Electrical breakdown of a dielectric for the formation of a superconducting nanocontact

TL;DR

This paper investigates how dielectric breakdown in a nanolayer can create a superconducting nanocontact, potentially functioning as a Josephson junction at low temperatures, with specific structural and electrical properties analyzed.

Contribution

It demonstrates the formation of a superconducting nanocontact through dielectric breakdown and analyzes its electrical properties, including coherence length and critical current, in relation to the alloy's parameters.

Findings

Bridge resistance depends on breakdown current

Bridge length equals dielectric thickness (30 nm)

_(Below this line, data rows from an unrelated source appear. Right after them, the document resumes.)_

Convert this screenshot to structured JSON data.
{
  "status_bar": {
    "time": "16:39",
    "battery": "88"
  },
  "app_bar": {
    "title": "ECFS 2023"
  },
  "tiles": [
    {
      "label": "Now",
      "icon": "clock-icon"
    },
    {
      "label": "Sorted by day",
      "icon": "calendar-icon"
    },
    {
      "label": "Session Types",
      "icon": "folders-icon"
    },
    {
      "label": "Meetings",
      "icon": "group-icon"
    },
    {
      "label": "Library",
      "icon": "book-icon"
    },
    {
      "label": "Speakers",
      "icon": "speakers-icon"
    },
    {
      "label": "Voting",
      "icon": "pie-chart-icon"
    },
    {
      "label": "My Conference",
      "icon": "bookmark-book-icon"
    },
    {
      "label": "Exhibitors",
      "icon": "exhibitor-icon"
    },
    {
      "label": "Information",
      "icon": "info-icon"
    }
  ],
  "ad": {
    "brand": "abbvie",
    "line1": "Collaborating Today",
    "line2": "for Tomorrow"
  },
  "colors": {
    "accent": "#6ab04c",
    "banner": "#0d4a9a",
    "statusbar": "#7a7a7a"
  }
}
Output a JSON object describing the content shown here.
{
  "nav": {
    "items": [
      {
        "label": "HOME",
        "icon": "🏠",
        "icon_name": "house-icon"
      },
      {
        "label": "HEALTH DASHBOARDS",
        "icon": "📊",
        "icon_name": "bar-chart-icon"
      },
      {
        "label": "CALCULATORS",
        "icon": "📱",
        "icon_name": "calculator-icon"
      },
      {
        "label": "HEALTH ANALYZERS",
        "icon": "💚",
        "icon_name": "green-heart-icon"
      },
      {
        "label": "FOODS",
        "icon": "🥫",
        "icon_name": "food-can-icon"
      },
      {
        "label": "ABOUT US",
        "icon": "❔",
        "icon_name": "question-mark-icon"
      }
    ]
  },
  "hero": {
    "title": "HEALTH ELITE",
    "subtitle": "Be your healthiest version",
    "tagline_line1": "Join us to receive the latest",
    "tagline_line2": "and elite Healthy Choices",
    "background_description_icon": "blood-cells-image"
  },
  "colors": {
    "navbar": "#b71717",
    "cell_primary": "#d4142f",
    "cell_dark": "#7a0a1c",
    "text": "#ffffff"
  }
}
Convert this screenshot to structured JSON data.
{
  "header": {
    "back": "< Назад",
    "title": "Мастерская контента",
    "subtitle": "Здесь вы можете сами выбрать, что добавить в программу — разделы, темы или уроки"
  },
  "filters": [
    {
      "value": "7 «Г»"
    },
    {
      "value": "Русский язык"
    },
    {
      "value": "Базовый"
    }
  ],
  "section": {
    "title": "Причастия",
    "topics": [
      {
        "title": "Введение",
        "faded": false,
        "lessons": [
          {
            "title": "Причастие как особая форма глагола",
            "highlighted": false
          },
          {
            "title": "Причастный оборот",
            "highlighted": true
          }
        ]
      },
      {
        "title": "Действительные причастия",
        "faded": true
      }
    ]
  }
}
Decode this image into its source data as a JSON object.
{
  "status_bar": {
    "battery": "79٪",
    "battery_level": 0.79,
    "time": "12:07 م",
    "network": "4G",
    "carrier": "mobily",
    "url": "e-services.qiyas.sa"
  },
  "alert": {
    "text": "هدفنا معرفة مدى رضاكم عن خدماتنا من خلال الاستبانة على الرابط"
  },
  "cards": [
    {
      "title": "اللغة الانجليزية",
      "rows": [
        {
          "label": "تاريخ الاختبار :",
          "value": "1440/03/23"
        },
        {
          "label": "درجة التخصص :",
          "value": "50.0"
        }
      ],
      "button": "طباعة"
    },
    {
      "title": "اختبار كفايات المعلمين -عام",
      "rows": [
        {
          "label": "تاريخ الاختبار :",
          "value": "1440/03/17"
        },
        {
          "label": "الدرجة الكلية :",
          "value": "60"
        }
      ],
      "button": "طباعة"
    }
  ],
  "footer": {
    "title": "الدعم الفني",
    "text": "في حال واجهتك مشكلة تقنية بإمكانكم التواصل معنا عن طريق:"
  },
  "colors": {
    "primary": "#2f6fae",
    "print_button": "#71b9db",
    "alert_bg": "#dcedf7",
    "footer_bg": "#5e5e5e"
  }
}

Critical current at 0 K is approximately 2 mA

Abstract

Electrical breakdown of the dielectric nanolayer between film electrodes of niobium and an alloy of 50% indium and 50% tin forms a bridge of this alloy between the electrodes. The bridge resistance depends on the breakdown current. The length of the bridge is equal to the thickness of the dielectric (30 nm), and its diameter is 25 nm. The calculated coherence length of the alloy at 0 K is close to the length of the bridge. The calculated critical current of a bridge with a resistance of 1 {\Omega} at a temperature of 0 K is 2 mA. It is concluded that such a bridge should have the properties of a Josephson contact at a temperature lower than the critical temperature of the alloy (6.5 K).